DEL JEFE Y CANCILLER DEL ESTADO; SECRETO

El coronel Radl actúa directamente a mis órdenes en un asunto de la máxima importancia para el Reich. Responderá de todo solamente ante mí. Todo el personal, militar y civil, sin distinción de rangos, le ayudará del modo que él estime oportuno.

HITLER

Radl se quedó atónito. Era el documento más increíble que jamás había tenido en las manos. Con una llave de esa índole, un hombre podía abrir cualquier puerta, usarla en todo el país. Se le estremeció la carne y le recorrió el cuerpo un extraño escalofrío.

—Como ve usted, el que quiera discutir ese documento tendrá que vérselas con el Führer en persona. —Himmler se restregó violentamente las manos—. Así pues, todo está claro. ¿Acepta el deber que le pide el Führer?

No había nada que decir, salvo lo que Himmler deseaba oír.

—Por supuesto,
herr Reichsführer
.

—Bien. —Himmler se sentía evidentemente contento—. Manos a la obra entonces, Radl. Me parece bien que haya pensado en Steiner. Es el hombre adecuado. Quiero que parta a verle inmediatamente.

—Se me ocurre —se aventuró Radl cuidadosamente— que quizá no le interese demasiado este trabajo, sobre todo después de lo que le ha sucedido recientemente.

—No tiene otra opción —afirmó Himmler—. Hace cuatro días arrestamos a su padre como sospechoso de alta traición.

—¿Al general Steiner? —exclamó, asombrado, Radl.

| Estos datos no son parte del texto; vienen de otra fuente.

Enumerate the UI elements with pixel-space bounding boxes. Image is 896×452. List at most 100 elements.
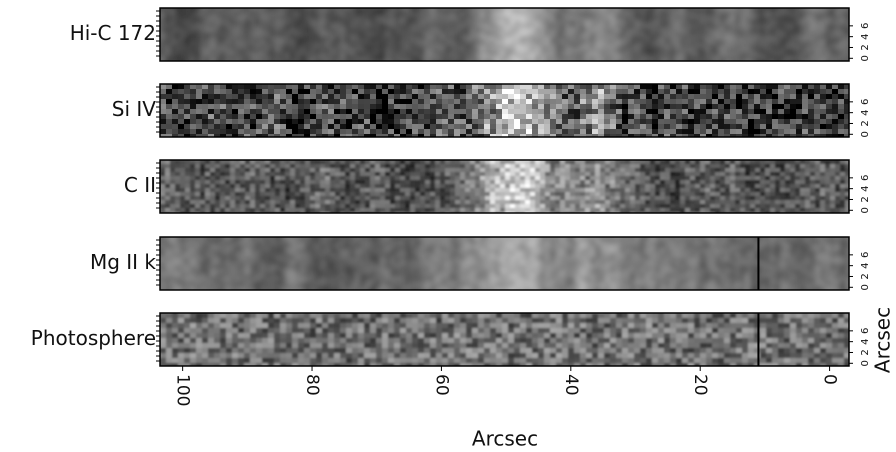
image-pixel <box>775 8 781 13</box>
image-pixel <box>220 200 226 205</box>
image-pixel <box>815 20 821 25</box>
image-pixel <box>345 196 351 201</box>
image-pixel <box>380 12 386 17</box>
image-pixel <box>750 12 756 17</box>
image-pixel <box>610 114 617 120</box>
image-pixel <box>170 48 176 53</box>
image-pixel <box>325 188 331 193</box>
image-pixel <box>310 40 316 45</box>
image-pixel <box>286 104 293 110</box>
image-pixel <box>190 64 196 69</box>
image-pixel <box>575 24 581 29</box>
image-pixel <box>240 20 246 25</box>
image-pixel <box>712 124 719 130</box>
image-pixel <box>620 64 626 69</box>
image-pixel <box>785 44 791 49</box>
image-pixel <box>370 28 376 33</box>
image-pixel <box>525 64 531 69</box>
image-pixel <box>560 8 566 13</box>
image-pixel <box>255 172 261 177</box>
image-pixel <box>315 184 321 189</box>
image-pixel <box>595 36 601 41</box>
image-pixel <box>304 94 311 100</box>
image-pixel <box>355 184 361 189</box>
image-pixel <box>400 168 406 173</box>
image-pixel <box>628 94 635 100</box>
image-pixel <box>385 36 391 41</box>
image-pixel <box>844 114 849 120</box>
image-pixel <box>682 129 689 135</box>
image-pixel <box>766 114 773 120</box>
image-pixel <box>694 129 701 135</box>
image-pixel <box>510 176 516 181</box>
image-pixel <box>670 44 676 49</box>
image-pixel <box>634 99 641 105</box>
image-pixel <box>238 104 245 110</box>
image-pixel <box>350 164 356 169</box>
image-pixel <box>595 16 601 21</box>
image-pixel <box>540 24 546 29</box>
image-pixel <box>195 16 201 21</box>
image-pixel <box>370 192 376 197</box>
image-pixel <box>275 200 281 205</box>
image-pixel <box>208 134 215 137</box>
image-pixel <box>500 172 506 177</box>
image-pixel <box>664 104 671 110</box>
image-pixel <box>730 8 736 13</box>
image-pixel <box>238 109 245 115</box>
image-pixel <box>220 114 227 120</box>
image-pixel <box>360 20 366 25</box>
image-pixel <box>556 139 563 145</box>
image-pixel <box>495 64 501 69</box>
image-pixel <box>465 12 471 17</box>
image-pixel <box>165 44 171 49</box>
image-pixel <box>485 184 491 189</box>
image-pixel <box>545 8 551 13</box>
image-pixel <box>448 139 455 145</box>
image-pixel <box>778 89 785 95</box>
image-pixel <box>355 160 361 165</box>
image-pixel <box>500 20 506 25</box>
image-pixel <box>370 164 376 169</box>
image-pixel <box>680 20 686 25</box>
image-pixel <box>375 164 381 169</box>
image-pixel <box>370 94 377 100</box>
image-pixel <box>844 84 849 90</box>
image-pixel <box>322 124 329 130</box>
image-pixel <box>412 114 419 120</box>
image-pixel <box>244 119 251 125</box>
image-pixel <box>166 114 173 120</box>
image-pixel <box>170 176 176 181</box>
image-pixel <box>340 104 347 110</box>
image-pixel <box>640 129 647 135</box>
image-pixel <box>610 119 617 125</box>
image-pixel <box>568 124 575 130</box>
image-pixel <box>244 84 251 90</box>
image-pixel <box>720 8 726 13</box>
image-pixel <box>465 168 471 173</box>
image-pixel <box>320 176 326 181</box>
image-pixel <box>540 32 546 37</box>
image-pixel <box>835 36 841 41</box>
image-pixel <box>766 89 773 95</box>
image-pixel <box>838 139 845 145</box>
image-pixel <box>310 129 317 135</box>
image-pixel <box>165 36 171 41</box>
image-pixel <box>210 64 216 69</box>
image-pixel <box>556 99 563 105</box>
image-pixel <box>490 188 496 193</box>
image-pixel <box>382 94 389 100</box>
image-pixel <box>380 180 386 185</box>
image-pixel <box>240 32 246 37</box>
image-pixel <box>682 139 689 145</box>
image-pixel <box>430 134 437 137</box>
image-pixel <box>380 184 386 189</box>
image-pixel <box>670 94 677 100</box>
image-pixel <box>715 56 721 61</box>
image-pixel <box>550 12 556 17</box>
image-pixel <box>496 99 503 105</box>
image-pixel <box>275 192 281 197</box>
image-pixel <box>526 134 533 137</box>
image-pixel <box>214 84 221 90</box>
image-pixel <box>575 48 581 53</box>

—Sí, el viejo tonto parece que se ha relacionado justamente con quienes no debía hacerlo. En este momento está camino de Berlín.

—¿Le traen aquí?

—Por supuesto. Deberá decirle a Steiner que no sólo obrará conforme a sus mejores intereses si sirve al Reich del modo que se lo pidan en este momento. Su lealtad muy bien puede afectar el futuro de su familia y la resolución del problema de su padre. —Radl se sentía sinceramente horrorizado, pero Himmler continuó—: Y ahora, unos cuantos hechos. Me gustaría que me explicara un poco más eso de los disfraces que menciona en su informe. Me interesa.

Radl tenía una sensación de completa irrealidad. Nadie estaba a salvo, nadie. Conocía gente cuya familia había desaparecido después de una llamada de la Gestapo. Pensó en Trudi, su esposa, en sus queridas hijas, y el valor que le había mantenido en pie durante toda la campaña de Rusia le volvió, en parte, a la sangre. «Por ellas —pensó—. Tengo que sobrevivir por ellas. Pase lo que pase.»

Empezó a hablar, asombrado de la tranquilidad de su propia voz.

—Los británicos, tal como usted sabe, tienen muchos comandos, pero quizás el mejor sea la unidad que formó un oficial inglés llamado Stirling para operar detrás de nuestras líneas en Africa. El Servicio Especial del Aire.